The space of graphs is often characterised by a non-trivial geometry, which complicates learning and inference in practical applications. A common approach is to use embedding techniques to represent graphs as points in a conventional Euclidean space, but non-Euclidean spaces have often been shown to be better suited for embedding graphs. Among these, constant-curvature Riemannian manifolds (CCMs) offer embedding spaces suitable for studying the statistical properties of a graph distribution, as they provide ways to easily compute metric geodesic distances. In this paper, we focus on the problem of detecting changes in stationarity in a stream of attributed graphs. To this end, we introduce a novel change detection framework based on neural networks and CCMs, that takes into account the non-Euclidean nature of graphs. Our contribution in this work is twofold. First, via a novel approach based on adversarial learning, we compute graph embeddings by training an autoencoder to represent graphs on CCMs. Second, we introduce two novel change detection tests operating on CCMs. We perform experiments on synthetic data, as well as two real-world application scenarios: the detection of epileptic seizures using functional connectivity brain networks, and the detection of hostility between two subjects, using human skeletal graphs. Results show that the proposed methods are able to detect even small changes in a graph-generating process, consistently outperforming approaches based on Euclidean embeddings.

Figures (8)

• Figure 1: Schematic representation of the exp-map and log-map for $\mathcal{M}_1$, with a tangent space $T_x\mathcal{M}_1$ at $x$. We adopt a representation of the tangent plane such that the origin $x \in \mathcal{M}_\kappa$ of the log-map is mapped to the origin of the tangent plane (denoted $0$ in the figure) and vice versa with exp-map bridson2013metric.

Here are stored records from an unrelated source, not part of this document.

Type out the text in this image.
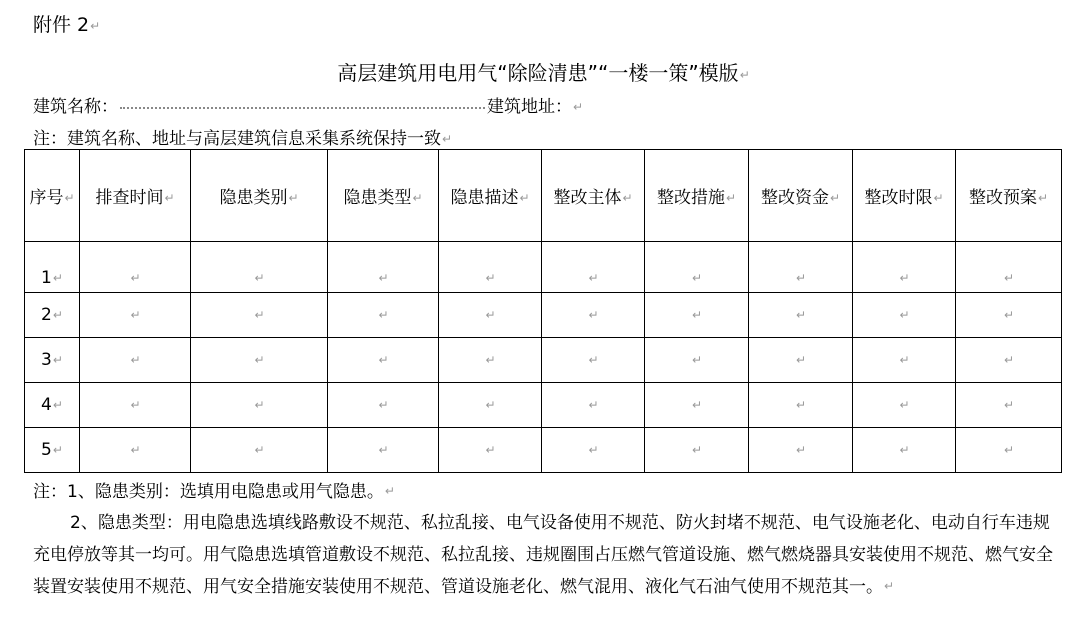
附件 2↵
高层建筑用电用气“除险清患”“一楼一策”模版↵
建筑名称：	建筑地址：↵
注：建筑名称、地址与高层建筑信息采集系统保持一致↵
序号↵	排查时间↵	隐患类别↵	隐患类型↵	隐患描述↵	整改主体↵	整改措施↵	整改资金↵	整改时限↵	整改预案↵
1↵	↵	↵	↵	↵	↵	↵	↵	↵	↵
2↵	↵	↵	↵	↵	↵	↵	↵	↵	↵
3↵	↵	↵	↵	↵	↵	↵	↵	↵	↵
4↵	↵	↵	↵	↵	↵	↵	↵	↵	↵
5↵	↵	↵	↵	↵	↵	↵	↵	↵	↵

注：1、隐患类别：选填用电隐患或用气隐患。↵

2、隐患类型：用电隐患选填线路敷设不规范、私拉乱接、电气设备使用不规范、防火封堵不规范、电气设施老化、电动自行车违规充电停放等其一均可。用气隐患选填管道敷设不规范、私拉乱接、违规圈围占压燃气管道设施、燃气燃烧器具安装使用不规范、燃气安全装置安装使用不规范、用气安全措施安装使用不规范、管道设施老化、燃气混用、液化气石油气使用不规范其一。↵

• Figure 2: Schematic view of the AAE with a spherical CCM, in the probabilistic setting. From left to right, top to bottom: the AAE takes as input graphs represented by their adjacency matrix $A$, node features $X$, and edge attributes $E$, and outputs reconstructions of the same three matrices $\hat{A}$, $\hat{X}$, and $\hat{E}$ (blue path). The discriminator is trained to distinguish between samples produced by the encoder and samples coming from the true prior (yellow path). Finally, the encoder is updated to fool the discriminator by maximising its classification error. The encoder consists of graph convolutional layers, followed by a global pooling layer to obtain a graph embedding in the ambient space ($\mathbb{R}^{d+1}$). Embeddings are then constrained to the CCM $\mathcal{M}_k$ by 1) matching the prior $\mathcal{P}_{\mathcal{M}_\kappa}(\theta)$, and 2) orthogonally projecting the points onto the CCM. The decoder is a dense network with three parallel outputs for $\hat{A}$, $\hat{X}$, and $\hat{E}$. The discriminator is a dense network with sigmoid output. Best viewed in colour.
• Figure 3: Example of Delaunay triangulations of classes 0 to 4. The same colours are used in Figure \ref{['fig:embeddings_delaunay']} to represent the embeddings on the CCMs.
• Figure 4: Hammer and planar projections of embeddings produced by AAEs with latent CCMs $\mathcal{M}_1$ and $\mathcal{M}_{-1}$, respectively, for Delaunay triangulations of classes 0 to 4 (c.f. Figure \ref{['fig:delaunay_graphs']}). Best viewed in colour.
• Figure 5: Example of functional connectivity network extracted from a 1-second clip of iEEG data, using Pearson's correlation. Only edge attributes are shown in the figure.